The following are some of the issues with this circumstance:
- The message was not sent due to a network problem.
- The communication sent by location B was not delivered to place A.
- Location B was destroyed.
- As a result, locating the source of a problem in a big communication network is extremely challenging.
Distributed commit in the network is another major issue that can wreak havoc on a distributed database’s recovery.
One of the most famous methods of Transaction Recovery is the “Two-Phase Commit Protocol”. The coordinator and the subordinate are the two types of nodes that the Two-Phase Commit Protocol uses to accomplish its procedures. The coordinator’s process is linked to the user app, and communication channels between the subordinates and the coordinator are formed.
The two-phase commit protocol contains two stages, as the name implies. The first step is the PREPARE phase, in which the transaction’s coordinator delivers a PREPARE message. The second step is the decision-making phase, in which the coordinator sends a COMMIT message if all of the nodes can complete the transaction, or an abort message if at least one subordinate node cannot. Centralized 2PC, Linear 2PC, and Distributed 2PC are all ways that may be used to perform the 2PC.
- Centralized 2 PC: Contact in the Centralized 2PC is limited to the coordinator’s process, and no communication between subordinates is permitted. The coordinator is in charge of sending the PREPARE message to the subordinates, and once all of the subordinates’ votes have been received and analysed, the coordinator chooses whether to abort or commit. There are two stages to this method:
- The First Phase: When a user desires to COMMIT a transaction during this phase, the coordinator sends a PREPARE message to all subordinates. When a subordinate gets the PREPARE message, it either records a PREPARE log and sends a YES VOTE and enters the PREPARED state if the subordinate is willing to COMMIT; or it creates an abort record and sends a NO VOTE if the subordinate is not willing to COMMIT. Because it knows the coordinator will issue an abort, a subordinate transmitting a NO VOTE does not need to enter a PREPARED state. In this situation, the NO VOTE functions as a veto since only one NO VOTE is required to cancel the transaction.

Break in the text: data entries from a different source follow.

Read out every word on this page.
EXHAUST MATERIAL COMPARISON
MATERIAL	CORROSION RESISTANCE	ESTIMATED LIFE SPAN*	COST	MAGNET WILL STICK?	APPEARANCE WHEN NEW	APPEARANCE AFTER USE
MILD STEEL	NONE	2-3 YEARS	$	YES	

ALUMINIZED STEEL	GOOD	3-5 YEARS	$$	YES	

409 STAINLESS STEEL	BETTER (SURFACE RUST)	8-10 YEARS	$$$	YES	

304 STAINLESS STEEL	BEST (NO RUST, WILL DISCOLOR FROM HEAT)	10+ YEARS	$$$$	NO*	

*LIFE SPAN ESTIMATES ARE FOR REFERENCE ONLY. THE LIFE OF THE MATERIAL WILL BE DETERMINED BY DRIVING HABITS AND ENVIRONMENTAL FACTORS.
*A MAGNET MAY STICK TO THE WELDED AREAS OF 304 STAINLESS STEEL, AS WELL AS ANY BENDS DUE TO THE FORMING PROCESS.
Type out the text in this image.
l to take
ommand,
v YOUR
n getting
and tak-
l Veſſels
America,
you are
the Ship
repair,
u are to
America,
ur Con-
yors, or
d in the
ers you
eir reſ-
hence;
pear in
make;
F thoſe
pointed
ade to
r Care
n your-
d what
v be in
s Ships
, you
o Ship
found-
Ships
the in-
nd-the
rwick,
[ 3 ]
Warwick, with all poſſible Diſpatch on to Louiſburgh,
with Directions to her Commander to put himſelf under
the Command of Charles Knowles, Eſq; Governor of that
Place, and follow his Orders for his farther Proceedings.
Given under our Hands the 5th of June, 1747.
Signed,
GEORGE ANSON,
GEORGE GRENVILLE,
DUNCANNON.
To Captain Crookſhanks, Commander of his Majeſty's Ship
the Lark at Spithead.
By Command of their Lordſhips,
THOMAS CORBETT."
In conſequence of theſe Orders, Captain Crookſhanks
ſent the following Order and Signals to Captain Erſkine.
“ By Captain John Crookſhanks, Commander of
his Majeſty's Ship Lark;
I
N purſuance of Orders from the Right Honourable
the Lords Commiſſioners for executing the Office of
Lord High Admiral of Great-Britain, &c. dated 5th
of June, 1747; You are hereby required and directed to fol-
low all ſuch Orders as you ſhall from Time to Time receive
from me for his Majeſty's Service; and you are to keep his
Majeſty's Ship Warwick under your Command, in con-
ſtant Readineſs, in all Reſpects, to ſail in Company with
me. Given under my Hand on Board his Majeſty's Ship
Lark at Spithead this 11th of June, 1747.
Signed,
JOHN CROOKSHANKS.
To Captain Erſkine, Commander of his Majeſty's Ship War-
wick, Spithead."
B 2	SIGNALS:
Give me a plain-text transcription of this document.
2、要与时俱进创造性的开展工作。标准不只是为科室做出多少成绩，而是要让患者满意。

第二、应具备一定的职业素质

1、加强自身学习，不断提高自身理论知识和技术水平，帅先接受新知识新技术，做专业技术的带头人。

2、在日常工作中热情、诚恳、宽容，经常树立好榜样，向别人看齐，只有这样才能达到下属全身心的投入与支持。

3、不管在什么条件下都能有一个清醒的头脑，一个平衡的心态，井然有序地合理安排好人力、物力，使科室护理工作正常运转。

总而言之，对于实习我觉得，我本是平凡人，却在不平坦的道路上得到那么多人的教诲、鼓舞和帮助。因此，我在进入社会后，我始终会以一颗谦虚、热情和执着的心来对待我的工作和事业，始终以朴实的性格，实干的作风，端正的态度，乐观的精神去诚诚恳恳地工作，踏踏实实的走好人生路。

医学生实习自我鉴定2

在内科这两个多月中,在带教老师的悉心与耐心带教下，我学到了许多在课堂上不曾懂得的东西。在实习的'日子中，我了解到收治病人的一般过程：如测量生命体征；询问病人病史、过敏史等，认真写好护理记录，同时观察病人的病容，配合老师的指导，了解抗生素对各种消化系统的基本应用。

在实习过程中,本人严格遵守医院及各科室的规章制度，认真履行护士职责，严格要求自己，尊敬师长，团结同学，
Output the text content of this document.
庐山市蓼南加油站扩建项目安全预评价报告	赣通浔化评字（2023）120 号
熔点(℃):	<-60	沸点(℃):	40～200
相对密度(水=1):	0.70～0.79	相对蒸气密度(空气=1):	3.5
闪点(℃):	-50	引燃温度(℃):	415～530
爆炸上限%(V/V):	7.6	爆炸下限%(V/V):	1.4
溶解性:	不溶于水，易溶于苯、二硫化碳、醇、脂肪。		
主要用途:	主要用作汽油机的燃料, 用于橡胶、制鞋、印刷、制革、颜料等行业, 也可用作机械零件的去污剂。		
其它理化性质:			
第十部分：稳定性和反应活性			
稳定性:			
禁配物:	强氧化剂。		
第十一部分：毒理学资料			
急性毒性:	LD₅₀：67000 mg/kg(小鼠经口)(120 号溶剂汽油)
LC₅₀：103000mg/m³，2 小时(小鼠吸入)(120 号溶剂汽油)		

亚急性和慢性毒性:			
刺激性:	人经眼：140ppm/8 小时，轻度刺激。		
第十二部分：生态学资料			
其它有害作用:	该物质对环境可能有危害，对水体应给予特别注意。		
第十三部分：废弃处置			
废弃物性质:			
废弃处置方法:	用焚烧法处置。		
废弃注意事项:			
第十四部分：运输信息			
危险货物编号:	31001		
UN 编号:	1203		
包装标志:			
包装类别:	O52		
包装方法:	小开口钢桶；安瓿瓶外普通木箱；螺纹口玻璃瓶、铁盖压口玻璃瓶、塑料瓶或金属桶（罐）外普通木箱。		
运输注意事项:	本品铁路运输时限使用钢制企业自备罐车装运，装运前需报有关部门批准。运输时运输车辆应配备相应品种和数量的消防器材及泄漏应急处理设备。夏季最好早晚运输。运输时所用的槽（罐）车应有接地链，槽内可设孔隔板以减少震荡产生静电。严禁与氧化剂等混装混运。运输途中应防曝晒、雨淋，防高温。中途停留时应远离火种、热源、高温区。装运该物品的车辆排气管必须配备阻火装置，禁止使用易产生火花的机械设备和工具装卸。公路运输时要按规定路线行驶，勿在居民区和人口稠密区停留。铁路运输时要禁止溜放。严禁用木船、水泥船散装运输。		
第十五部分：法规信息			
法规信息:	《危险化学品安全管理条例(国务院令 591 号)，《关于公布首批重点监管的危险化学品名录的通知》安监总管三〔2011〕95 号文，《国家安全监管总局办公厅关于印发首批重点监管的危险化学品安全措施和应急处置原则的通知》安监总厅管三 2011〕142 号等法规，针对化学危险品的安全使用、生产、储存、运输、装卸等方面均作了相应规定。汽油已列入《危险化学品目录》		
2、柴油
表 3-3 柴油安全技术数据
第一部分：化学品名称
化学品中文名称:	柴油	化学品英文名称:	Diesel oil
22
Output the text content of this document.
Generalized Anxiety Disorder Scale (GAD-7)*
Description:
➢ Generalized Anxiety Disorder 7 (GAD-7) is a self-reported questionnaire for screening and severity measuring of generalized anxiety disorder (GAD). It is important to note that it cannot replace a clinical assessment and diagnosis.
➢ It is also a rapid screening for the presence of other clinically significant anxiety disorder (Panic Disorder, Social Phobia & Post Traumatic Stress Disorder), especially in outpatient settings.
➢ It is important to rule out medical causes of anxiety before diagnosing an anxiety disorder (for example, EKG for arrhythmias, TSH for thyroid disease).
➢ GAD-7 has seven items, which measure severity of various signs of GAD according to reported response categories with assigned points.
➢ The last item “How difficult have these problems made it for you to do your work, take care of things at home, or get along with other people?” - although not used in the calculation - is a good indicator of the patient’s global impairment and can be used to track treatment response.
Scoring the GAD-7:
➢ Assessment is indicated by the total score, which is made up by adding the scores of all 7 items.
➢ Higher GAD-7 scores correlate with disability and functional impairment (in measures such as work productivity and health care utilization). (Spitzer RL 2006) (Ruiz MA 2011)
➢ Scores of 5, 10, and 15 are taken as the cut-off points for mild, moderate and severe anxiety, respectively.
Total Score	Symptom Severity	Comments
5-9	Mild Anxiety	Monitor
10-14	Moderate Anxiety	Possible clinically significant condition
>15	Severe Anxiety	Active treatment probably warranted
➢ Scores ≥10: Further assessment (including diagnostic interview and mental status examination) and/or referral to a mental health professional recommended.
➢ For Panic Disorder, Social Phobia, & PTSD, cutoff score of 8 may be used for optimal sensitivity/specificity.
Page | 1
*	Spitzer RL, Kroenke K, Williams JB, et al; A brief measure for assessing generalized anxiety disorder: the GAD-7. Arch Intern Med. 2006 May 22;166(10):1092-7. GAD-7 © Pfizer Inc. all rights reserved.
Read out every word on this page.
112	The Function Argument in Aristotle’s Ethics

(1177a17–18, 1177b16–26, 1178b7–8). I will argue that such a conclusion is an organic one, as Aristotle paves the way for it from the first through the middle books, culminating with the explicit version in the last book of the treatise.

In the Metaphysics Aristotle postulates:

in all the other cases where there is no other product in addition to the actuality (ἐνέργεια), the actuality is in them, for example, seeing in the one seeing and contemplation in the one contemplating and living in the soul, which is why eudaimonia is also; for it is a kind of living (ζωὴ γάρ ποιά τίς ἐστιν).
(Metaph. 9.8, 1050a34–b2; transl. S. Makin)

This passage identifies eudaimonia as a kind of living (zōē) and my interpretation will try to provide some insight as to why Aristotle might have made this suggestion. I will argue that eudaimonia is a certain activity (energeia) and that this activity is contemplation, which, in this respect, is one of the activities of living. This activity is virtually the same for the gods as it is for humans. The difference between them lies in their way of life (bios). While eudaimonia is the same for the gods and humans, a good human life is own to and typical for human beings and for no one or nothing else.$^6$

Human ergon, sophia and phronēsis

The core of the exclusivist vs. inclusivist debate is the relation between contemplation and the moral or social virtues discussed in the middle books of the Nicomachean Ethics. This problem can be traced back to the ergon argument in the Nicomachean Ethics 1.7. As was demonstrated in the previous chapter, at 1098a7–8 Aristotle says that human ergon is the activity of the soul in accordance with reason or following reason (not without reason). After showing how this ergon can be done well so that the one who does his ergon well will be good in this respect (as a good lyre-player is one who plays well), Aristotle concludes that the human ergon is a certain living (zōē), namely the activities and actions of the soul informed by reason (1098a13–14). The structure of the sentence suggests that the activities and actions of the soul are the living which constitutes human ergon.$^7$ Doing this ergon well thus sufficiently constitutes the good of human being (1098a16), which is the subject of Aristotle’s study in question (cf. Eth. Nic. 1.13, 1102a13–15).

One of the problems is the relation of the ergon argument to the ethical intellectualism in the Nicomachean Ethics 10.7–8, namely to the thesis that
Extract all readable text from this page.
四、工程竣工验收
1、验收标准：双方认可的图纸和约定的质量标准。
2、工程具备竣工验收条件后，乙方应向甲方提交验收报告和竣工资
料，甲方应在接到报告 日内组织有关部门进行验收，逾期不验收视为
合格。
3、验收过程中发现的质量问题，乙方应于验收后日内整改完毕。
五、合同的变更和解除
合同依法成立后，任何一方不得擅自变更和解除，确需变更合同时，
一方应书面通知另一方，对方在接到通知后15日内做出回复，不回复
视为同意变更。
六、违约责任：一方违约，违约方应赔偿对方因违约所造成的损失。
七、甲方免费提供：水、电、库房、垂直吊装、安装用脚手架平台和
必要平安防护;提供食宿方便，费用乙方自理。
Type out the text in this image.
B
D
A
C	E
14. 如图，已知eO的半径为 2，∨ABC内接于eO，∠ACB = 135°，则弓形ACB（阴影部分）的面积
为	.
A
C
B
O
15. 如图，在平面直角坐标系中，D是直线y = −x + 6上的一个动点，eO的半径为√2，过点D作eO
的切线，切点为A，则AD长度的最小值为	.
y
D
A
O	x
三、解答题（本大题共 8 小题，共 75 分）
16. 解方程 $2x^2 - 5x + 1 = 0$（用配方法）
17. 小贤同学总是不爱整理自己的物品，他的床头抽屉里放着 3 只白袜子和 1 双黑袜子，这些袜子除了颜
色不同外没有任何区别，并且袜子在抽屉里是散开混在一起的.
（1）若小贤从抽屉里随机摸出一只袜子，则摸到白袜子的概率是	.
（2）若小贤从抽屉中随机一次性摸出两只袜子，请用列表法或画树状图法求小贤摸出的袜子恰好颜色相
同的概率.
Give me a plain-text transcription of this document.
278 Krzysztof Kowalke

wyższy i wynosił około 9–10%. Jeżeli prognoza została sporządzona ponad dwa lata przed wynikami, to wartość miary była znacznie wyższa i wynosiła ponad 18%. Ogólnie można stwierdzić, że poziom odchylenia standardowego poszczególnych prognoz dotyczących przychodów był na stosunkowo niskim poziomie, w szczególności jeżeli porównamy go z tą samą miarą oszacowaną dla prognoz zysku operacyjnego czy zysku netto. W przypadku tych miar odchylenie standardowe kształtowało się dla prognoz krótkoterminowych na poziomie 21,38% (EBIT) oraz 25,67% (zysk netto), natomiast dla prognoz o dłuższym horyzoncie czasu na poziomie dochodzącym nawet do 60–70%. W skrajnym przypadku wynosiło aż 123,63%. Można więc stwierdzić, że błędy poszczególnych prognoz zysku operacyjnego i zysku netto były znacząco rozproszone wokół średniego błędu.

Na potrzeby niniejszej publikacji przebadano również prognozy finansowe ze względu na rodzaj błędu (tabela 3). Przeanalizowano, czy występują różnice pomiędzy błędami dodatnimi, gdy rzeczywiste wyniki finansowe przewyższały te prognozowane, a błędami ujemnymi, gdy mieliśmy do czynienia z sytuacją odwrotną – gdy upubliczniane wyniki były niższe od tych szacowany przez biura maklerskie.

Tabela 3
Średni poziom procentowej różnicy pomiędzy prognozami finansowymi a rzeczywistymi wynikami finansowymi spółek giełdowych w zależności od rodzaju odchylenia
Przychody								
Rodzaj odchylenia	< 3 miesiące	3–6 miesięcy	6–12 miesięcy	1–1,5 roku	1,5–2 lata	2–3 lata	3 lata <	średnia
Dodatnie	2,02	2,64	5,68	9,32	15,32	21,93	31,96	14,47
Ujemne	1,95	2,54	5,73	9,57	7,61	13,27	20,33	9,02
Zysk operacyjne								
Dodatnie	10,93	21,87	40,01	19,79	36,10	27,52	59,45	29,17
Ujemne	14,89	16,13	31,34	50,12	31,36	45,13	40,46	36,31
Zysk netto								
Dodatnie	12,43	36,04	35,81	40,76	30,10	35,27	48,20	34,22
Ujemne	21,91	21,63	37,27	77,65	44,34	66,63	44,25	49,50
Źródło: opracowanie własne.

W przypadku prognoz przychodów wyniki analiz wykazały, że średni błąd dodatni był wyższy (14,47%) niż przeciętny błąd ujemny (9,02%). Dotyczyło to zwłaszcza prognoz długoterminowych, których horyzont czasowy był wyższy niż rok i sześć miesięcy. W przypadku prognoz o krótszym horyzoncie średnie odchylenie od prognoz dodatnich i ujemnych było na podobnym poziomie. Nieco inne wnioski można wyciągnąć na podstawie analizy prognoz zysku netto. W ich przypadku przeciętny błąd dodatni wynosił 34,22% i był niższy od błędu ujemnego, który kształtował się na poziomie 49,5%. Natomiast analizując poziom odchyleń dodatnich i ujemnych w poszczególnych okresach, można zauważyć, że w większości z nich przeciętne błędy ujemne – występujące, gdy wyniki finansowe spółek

- Second Phase: After the coordinator has reached a decision, it must communicate that decision to the subordinates. If COMMIT is chosen, the coordinator enters the committing state and sends a COMMIT message to all subordinates notifying them of the choice. When the subordinates get the COMMIT message, they go into the committing state and send the coordinator an acknowledge (ACK) message. The transaction is completed when the coordinator gets the ACK messages. If the coordinator, on the other hand, makes an ABORT decision, it sends an ABORT message to all subordinates. In this case, the coordinator does not need to send an ABORT message to the NO VOTE subordinate(s).
- Linear 2 PC: Subordinates in the linear 2PC, can communicate with one another. The sites are numbered 1 to N, with site 1 being the coordinator. As a result, the PREPARE message is propagated in a sequential manner. As a result, the transaction takes longer to complete than centralized or dispersed approaches. Finally, it is node N that sends out the Global COMMIT.
- Distributed 2 PC: All of the nodes of a distributed 2PC interact with one another. Unlike other 2PC techniques, this procedure does not require the second phase. Furthermore, in order to know that each node has put in its vote, each node must hold a list of all participating nodes. When the coordinator delivers a PREPARE message to all participating nodes, the distributed 2PC gets started. When a participant receives the PREPARE message, it transmits his or her vote to all other participants. As a result, each node keeps track of every transaction’s participants.